Somit segeln wir die letzten dreissig Stunden bis nach Inverness auch weiterhin auf dem Backbordbug, haben die Arbeitsfock gesetzt und kommen auf einen Schnitt von 8 kn, bei komfortablem Segeln. Nachts kommen dann zur Begrüssung die ersten Delfine um das Boot.  Eines Nachts stinkt es neben uns so sehr nach fauligem Fisch, nachdem wir so ein merkwürdiges Blasen vernommen haben....sehen können wir nichts, es ist stockdunkel.
Der Murray Firth nach Inverness nimmt dann nächsten Tag mit seinen 60 nm Länge fast kein Ende. Entlang der schottischen Küste im Hintergrund die High Lands, gleiten wir bei immer ruhiger werdendem Wetter und Wellen mit dem auflaufendem Wasser unserem Ziel entgegen - Inverness.
Die Marina Inverness ist vom feinsten mit einer neuen Steganlage und neuen sanitären Räumen, es ist nur einen Kilometer in die Stadt entfernt und alle Menschen hier sind supernett.

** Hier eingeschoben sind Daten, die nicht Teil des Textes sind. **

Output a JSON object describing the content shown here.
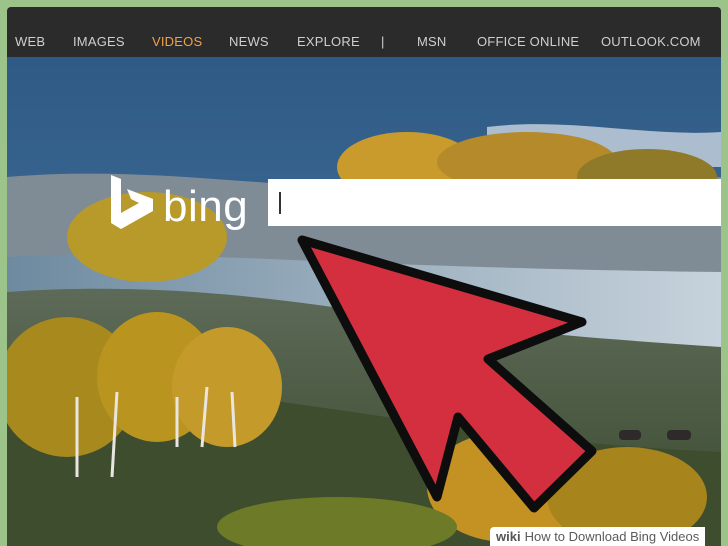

Nächsten Morgen ist es grau in grau, feucht und windstill. Hatten wir ein Glück mit dem Wind. Gut, es hätte etwas weniger regnen können und vielleicht wären drei bis vier Grad wärmer auch nicht schlecht gewesen, aber alles im allem war es ein super Törn, mit einem super stabilem und schnellem Boot. Respekt und Demut verlangt einem hier oben die Nordsee oftmals ab, das Segeln in seiner reinsten Form mit viel Wind und einer guten Welle zum Surfen ist sehr oft gegeben und das vor atemberaubender Kulisse, Delfinen und Papageientauchern. Jetzt geniessen wir erstmal Inverness und erholen uns ein wenig. Wir sind insgesamt 560 nm gesegelt und trotz der lauen Winde am ersten Tag und den letzten 30 nm vorm Ziel kamen wir noch auf eine Durchschnittsgeschwindigkeit von 7,6 kn. Nicht schlecht. Die Rücktour startet dann bereits gut 1,5 Tage nach unserer Ankunft - denn es zeichnet sich eine stabile SE Lage am Wetterhorizont ab - und wir müssen nach SE segeln, also  müssen wir die letzten guten Winde noch mitnehmen!!
Noch schnell zwei Äpfel vom Nachbarschiff abstauben und los gehts. Wir nehmen Abschied von unserem Moses Sebastian, der von hier aus zu seinem ersten Einsatz als Co Skipper (mit 17 Jahren!!) für eine Segelschule in die irische See startet. Wir freuen uns für ihn, er ist nun gut vorbereitet, die letzten drei Tage haben den letzten Schliff gegeben.